Worum ging es in deiner Masterarbeit?

Es ging darum, wie man landwirtschaftliche Abfallerzeugnisse im ghanaischen Kakaoanbau wieder in Wert setzen kann. Ich habe mir im ghanaischen Kakaosektor angeschaut: Welche Abfälle gibt es dort? Ich bin dann auf die Kakaoschale gestoßen. Die Kakaofrucht hat eine Schale, Fruchtfleisch und die Bohnen. Meistens werden nur die Kakaobohnen weiterverarbeitet und das Fruchtfleisch sowie die Schale werden dann weggeschmissen bzw. werden sie nicht kommerziell genutzt. Ich bin dann nach Ghana gereist und habe mir vor Ort die lokalen Strukturen angeguckt, wie man aus diesen Schalen Pottasche-basierte Seife herstellen kann. Das ist eine lokale Tradition, die auch in Westafrika verankert ist und dort schon jahrzehntelang gemacht wird.
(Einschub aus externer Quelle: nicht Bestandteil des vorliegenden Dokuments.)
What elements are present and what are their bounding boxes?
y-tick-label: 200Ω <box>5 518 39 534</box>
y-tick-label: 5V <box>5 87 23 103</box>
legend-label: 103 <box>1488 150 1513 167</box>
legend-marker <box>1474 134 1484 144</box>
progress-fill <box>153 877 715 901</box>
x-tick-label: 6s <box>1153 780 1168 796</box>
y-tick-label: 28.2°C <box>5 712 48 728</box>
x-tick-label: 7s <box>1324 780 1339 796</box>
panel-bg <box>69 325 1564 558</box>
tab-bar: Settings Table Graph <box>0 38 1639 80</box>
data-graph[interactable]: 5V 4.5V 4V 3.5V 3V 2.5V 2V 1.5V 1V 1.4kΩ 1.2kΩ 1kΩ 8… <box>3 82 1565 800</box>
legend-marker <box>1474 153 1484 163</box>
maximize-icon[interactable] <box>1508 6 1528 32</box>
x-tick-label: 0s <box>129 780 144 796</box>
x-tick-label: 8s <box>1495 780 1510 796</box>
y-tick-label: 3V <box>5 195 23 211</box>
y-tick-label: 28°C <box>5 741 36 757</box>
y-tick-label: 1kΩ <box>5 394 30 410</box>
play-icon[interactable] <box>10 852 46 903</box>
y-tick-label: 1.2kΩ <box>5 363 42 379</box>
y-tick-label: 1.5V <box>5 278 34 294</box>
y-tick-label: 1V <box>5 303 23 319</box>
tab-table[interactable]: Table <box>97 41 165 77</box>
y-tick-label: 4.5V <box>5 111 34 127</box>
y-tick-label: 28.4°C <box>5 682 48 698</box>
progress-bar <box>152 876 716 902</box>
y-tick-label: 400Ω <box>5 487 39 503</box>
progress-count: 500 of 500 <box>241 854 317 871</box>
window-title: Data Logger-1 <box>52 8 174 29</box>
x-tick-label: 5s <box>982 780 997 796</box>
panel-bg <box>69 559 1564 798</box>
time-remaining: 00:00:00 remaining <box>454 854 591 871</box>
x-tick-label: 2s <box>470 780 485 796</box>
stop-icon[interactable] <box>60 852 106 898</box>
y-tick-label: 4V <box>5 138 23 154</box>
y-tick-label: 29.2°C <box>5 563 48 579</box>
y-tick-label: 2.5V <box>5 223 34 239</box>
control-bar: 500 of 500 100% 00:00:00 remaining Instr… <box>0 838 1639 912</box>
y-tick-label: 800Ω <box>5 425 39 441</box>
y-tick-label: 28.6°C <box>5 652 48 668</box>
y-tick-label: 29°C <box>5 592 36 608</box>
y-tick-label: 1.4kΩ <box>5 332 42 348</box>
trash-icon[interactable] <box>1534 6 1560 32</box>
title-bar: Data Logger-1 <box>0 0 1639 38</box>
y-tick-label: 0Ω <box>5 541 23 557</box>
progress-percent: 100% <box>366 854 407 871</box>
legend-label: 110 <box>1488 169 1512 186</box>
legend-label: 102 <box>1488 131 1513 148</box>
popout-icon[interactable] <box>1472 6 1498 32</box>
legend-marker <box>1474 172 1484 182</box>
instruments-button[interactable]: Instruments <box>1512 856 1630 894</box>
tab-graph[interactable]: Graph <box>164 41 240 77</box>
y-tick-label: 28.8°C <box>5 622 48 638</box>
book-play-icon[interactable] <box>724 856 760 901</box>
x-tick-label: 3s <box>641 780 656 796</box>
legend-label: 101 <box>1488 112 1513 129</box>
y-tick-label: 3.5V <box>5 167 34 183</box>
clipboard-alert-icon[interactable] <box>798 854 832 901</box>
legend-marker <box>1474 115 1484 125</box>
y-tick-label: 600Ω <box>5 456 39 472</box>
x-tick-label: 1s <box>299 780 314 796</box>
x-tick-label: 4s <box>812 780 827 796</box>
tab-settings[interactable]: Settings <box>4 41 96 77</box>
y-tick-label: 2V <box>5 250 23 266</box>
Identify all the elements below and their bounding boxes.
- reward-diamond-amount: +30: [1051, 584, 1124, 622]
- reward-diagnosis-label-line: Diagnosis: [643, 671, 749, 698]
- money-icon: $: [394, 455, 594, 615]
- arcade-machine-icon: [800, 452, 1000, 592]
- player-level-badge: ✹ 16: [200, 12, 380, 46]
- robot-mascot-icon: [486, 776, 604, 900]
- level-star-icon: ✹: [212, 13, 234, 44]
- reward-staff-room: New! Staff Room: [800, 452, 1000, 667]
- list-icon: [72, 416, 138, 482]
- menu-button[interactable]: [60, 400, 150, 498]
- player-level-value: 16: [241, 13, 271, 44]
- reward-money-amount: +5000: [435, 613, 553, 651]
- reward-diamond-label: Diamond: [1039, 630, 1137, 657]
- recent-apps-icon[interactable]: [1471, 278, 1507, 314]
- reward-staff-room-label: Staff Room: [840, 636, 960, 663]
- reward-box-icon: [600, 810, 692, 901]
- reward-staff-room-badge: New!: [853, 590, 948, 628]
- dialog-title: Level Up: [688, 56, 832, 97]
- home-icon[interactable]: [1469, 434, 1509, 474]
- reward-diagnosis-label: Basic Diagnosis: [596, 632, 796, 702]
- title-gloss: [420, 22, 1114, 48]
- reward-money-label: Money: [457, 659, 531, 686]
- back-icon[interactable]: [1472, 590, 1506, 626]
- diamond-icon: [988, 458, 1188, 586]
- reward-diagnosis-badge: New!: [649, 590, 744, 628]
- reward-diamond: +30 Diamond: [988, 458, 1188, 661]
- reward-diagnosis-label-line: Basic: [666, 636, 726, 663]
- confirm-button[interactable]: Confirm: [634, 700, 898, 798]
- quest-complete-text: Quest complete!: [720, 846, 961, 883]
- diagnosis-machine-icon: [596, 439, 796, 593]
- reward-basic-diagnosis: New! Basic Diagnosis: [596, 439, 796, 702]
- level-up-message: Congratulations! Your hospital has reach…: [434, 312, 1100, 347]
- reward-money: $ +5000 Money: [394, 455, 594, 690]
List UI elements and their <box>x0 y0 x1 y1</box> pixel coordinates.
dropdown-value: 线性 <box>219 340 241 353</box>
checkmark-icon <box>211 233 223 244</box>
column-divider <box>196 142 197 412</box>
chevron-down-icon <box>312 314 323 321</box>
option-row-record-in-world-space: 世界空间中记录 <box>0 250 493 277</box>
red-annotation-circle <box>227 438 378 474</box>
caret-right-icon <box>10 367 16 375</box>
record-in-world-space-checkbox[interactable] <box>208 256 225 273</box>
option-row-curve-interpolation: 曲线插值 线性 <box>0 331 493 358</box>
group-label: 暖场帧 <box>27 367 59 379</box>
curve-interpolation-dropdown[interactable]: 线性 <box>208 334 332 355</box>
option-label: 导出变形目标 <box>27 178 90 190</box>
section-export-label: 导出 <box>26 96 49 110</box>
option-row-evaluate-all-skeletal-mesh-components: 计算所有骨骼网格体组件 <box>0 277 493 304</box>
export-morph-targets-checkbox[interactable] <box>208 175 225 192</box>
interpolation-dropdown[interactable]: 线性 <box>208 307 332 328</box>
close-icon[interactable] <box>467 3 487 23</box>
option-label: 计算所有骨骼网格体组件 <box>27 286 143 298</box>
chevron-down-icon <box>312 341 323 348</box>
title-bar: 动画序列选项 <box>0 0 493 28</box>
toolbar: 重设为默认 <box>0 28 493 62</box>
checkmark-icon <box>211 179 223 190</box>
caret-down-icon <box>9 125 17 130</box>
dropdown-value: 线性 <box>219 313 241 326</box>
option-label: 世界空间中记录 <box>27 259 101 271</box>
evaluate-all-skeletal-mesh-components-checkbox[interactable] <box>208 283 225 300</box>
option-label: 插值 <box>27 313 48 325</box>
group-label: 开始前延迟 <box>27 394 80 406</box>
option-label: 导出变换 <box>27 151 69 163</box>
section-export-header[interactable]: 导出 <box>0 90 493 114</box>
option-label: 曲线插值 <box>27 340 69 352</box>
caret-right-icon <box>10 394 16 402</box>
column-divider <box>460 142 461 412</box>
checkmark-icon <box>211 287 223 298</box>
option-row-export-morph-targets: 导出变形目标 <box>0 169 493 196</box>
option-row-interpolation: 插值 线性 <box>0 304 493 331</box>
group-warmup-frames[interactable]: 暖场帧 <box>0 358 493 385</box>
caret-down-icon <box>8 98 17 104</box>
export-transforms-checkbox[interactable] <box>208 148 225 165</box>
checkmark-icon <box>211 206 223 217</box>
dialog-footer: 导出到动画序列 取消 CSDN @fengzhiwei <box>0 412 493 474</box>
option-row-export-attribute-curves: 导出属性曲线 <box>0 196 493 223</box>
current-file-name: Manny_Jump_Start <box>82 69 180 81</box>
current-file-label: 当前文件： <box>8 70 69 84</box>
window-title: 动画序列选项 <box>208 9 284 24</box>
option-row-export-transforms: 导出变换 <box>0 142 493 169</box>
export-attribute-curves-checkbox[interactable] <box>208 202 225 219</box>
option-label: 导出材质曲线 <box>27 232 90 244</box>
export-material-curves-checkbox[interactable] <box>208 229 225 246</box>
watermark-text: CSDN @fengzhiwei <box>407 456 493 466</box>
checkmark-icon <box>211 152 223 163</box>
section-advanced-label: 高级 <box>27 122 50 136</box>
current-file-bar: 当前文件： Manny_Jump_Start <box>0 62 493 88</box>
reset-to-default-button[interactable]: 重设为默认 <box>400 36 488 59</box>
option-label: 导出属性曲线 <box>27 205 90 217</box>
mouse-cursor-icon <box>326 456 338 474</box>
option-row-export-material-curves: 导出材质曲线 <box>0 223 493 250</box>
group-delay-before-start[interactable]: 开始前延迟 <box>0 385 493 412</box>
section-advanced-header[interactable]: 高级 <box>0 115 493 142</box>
Ich habe mir deswegen auch nicht angeguckt: Wie wird das chemisch gemacht? Sondern: Welche Akteur*innen sind dort involviert? Wer macht was aus welchem Grund? Welche Hindernisse gibt es dort? Welche Faktoren würde es dort geben, um das zu unterstützen?

Eine junge Frau lächelt in die Kamera.
© Hannah Arnold
Hannah Arnold bei ihrem Aufenthalt in Ghana.

Wie kamst du darauf, dein Projekt im Ausland zu machen?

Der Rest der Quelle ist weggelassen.